Based on that evaluation, our principal executive officer and principal
financial officer concluded that our disclosure controls and procedures were not
effective at the reasonable assurance level as of the end of the period covered
by this report solely due to the material weakness in our internal control over
financial reporting due to the insufficient risk assessment of the underlying
accounting treatment for certain complex financial instruments, as described
below.



A material weakness is a deficiency, or combination of deficiencies, in internal
control over financial reporting such that there is a reasonable possibility
that a material misstatement of our annual or interim financial statements will
not be prevented or detected on a timely basis.



As described in "Item 8. Financial Statements and Supplementary Data," in
response to the Statement, management analyzed and evaluated the Company's
financial statements contained in the Original Filing for the year ended
December 31, 2020 and concluded that there was a material misstatement related
to the accounting for complex financial instruments in the historical financial
statements of the Company for the year ended December 31, 2020, which is
corrected with this Amended Annual Report.

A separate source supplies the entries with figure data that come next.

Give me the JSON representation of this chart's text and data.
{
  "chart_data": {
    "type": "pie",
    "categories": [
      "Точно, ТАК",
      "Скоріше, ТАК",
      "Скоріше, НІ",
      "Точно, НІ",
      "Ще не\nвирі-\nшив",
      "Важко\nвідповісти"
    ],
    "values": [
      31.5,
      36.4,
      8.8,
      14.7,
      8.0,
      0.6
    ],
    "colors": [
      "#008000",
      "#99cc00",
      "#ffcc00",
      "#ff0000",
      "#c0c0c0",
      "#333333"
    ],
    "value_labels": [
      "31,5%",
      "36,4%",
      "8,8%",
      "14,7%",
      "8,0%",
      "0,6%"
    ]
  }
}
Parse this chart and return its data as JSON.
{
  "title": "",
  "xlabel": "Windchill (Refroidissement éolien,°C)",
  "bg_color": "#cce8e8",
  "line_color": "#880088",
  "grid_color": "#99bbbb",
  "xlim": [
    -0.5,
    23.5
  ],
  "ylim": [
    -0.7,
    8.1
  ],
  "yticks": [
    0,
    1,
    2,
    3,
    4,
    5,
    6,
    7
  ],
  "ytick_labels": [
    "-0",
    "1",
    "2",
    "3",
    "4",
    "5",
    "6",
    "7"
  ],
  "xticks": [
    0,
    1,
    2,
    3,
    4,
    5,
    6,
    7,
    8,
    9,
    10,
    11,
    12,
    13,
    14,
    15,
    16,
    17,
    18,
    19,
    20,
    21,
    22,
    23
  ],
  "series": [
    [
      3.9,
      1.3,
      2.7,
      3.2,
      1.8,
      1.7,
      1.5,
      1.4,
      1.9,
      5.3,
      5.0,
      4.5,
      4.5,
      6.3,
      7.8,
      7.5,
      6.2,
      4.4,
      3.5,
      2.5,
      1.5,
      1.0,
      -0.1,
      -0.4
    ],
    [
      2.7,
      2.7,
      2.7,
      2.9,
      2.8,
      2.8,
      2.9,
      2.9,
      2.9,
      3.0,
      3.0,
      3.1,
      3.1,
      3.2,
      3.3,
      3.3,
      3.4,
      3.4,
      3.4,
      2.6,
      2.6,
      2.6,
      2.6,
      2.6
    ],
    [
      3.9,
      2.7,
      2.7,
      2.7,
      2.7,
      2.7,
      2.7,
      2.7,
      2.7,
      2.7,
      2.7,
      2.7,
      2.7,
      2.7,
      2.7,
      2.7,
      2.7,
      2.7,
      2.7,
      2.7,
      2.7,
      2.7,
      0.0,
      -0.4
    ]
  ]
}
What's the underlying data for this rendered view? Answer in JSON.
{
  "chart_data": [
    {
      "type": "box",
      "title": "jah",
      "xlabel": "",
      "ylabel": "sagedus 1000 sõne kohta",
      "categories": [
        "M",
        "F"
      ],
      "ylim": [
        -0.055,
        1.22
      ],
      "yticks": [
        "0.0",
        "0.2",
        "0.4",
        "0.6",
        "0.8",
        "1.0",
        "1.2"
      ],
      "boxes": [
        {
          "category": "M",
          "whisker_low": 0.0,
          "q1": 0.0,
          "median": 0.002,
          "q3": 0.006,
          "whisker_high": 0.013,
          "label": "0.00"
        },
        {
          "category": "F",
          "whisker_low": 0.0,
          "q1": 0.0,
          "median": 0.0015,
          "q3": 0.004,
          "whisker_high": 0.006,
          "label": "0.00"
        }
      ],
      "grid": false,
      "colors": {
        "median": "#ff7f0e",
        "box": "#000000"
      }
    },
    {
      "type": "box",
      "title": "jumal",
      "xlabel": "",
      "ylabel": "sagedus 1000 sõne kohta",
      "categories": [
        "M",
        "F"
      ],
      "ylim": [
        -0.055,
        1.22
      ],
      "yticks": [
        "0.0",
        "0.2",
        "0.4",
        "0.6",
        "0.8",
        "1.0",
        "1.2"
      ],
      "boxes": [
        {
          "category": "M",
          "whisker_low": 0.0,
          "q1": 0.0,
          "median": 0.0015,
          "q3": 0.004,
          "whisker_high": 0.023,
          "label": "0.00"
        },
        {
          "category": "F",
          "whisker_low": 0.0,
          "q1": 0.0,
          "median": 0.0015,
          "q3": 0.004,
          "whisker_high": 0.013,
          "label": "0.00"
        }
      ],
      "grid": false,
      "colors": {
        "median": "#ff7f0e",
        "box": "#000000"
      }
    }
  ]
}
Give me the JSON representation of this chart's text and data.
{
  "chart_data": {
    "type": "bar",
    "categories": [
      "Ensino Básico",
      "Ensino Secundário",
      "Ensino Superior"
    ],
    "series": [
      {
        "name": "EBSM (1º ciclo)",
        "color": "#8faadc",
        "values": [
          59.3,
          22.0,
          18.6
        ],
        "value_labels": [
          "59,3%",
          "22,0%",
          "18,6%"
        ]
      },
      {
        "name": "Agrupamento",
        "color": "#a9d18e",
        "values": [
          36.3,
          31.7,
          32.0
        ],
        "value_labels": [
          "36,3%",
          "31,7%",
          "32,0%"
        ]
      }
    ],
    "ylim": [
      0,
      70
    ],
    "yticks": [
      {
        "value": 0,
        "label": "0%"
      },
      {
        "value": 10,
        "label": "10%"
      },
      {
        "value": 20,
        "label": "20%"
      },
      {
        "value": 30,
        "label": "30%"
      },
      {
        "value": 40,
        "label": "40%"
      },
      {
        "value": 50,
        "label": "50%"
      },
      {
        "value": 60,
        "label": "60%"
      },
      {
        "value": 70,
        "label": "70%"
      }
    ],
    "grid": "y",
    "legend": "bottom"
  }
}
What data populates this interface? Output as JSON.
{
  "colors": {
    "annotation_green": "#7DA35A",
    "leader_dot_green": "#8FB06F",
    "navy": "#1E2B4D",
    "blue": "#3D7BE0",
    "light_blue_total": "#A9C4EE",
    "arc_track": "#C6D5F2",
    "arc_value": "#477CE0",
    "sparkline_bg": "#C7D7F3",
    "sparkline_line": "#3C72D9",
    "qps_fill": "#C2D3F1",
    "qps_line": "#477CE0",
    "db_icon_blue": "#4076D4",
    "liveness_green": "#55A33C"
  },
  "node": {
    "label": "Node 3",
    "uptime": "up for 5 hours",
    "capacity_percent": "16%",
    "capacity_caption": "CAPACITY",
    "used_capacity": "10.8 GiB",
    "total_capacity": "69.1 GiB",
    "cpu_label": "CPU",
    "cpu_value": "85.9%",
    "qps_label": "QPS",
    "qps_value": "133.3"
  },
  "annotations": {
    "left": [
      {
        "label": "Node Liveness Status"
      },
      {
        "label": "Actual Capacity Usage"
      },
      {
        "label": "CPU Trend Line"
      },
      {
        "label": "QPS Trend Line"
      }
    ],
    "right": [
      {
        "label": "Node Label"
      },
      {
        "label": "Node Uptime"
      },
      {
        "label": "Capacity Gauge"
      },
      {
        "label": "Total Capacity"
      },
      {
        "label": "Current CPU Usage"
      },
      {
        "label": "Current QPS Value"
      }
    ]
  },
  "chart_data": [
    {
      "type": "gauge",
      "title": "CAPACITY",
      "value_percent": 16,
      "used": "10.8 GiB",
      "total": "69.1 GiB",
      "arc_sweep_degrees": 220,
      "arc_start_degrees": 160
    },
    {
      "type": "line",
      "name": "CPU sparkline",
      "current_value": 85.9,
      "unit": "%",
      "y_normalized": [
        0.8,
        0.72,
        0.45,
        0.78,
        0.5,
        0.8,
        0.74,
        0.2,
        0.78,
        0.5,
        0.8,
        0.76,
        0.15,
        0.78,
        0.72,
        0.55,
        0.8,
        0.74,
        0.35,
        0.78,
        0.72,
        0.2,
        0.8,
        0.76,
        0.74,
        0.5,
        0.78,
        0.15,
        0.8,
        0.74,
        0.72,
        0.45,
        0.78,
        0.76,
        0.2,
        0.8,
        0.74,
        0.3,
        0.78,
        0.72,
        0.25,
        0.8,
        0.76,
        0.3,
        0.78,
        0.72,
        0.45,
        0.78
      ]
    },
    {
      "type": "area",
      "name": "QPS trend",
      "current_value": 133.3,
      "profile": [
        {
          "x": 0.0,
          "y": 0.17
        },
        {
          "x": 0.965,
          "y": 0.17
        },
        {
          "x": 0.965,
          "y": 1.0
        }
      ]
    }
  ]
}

Prior to the issuance of the Statement, management had concluded that our
disclosure controls and procedures were effective at the reasonable assurance
level as of the end of the period covered by the Original Filing. However, in
response to the guidance in the Statement, management re-evaluated the Company's
disclosure controls and procedures as of December 31, 2020 and concluded that
the Company's disclosure controls and procedures were not effective at the
reasonable assurance level as of December 31, 2020 due to a material weakness in
internal control over financial reporting due to the insufficient risk
assessment of the underlying accounting treatment for certain complex financial
instruments.



Notwithstanding this material weakness, management has concluded that our
financial statements included in this Amended Annual Report present fairly, in
all material respects, our financial position, results of operations and cash
flows for the periods presented in accordance with GAAP.



Remediation Plan



We are taking steps to remediate the material weakness by, among other things,
devoting significant effort and resources to the remediation and improvement of
our internal control over financial reporting as it relates to the accounting
treatment for complex financial instruments. While we have processes to identify
and appropriately apply applicable accounting requirements, we plan to enhance
these processes to better evaluate our research and understanding of the nuances
of the complex accounting standards that apply to our securities and financial
statements. Our plans at this time include providing enhanced access to
accounting literature, research materials and documents and increased
communication among our personnel and third-party professionals with whom we
consult regarding complex accounting applications. These plans and actions will
begin immediately and are subject to ongoing review by senior management and
Audit Committee oversight. As we continue to evaluate and work to improve our
internal control over financial reporting, management may implement additional
measures to address the material weakness or modify the remediation plan
described above and will continue to review and make necessary changes to the
overall design of our internal controls.



Internal Control over Financial Reporting





This Amended Annual Report does not include a report of management's assessment
regarding internal control over financial reporting or an attestation report of
our registered public accounting firm due to a transition period established by
rules of the SEC for newly public companies.



Changes in Internal Control over Financial Reporting

There were no changes in our internal control over financial reporting during the quarter ended December 31, 2020 that have materially affected, or are reasonably likely to materially affect, our internal control over financial reporting.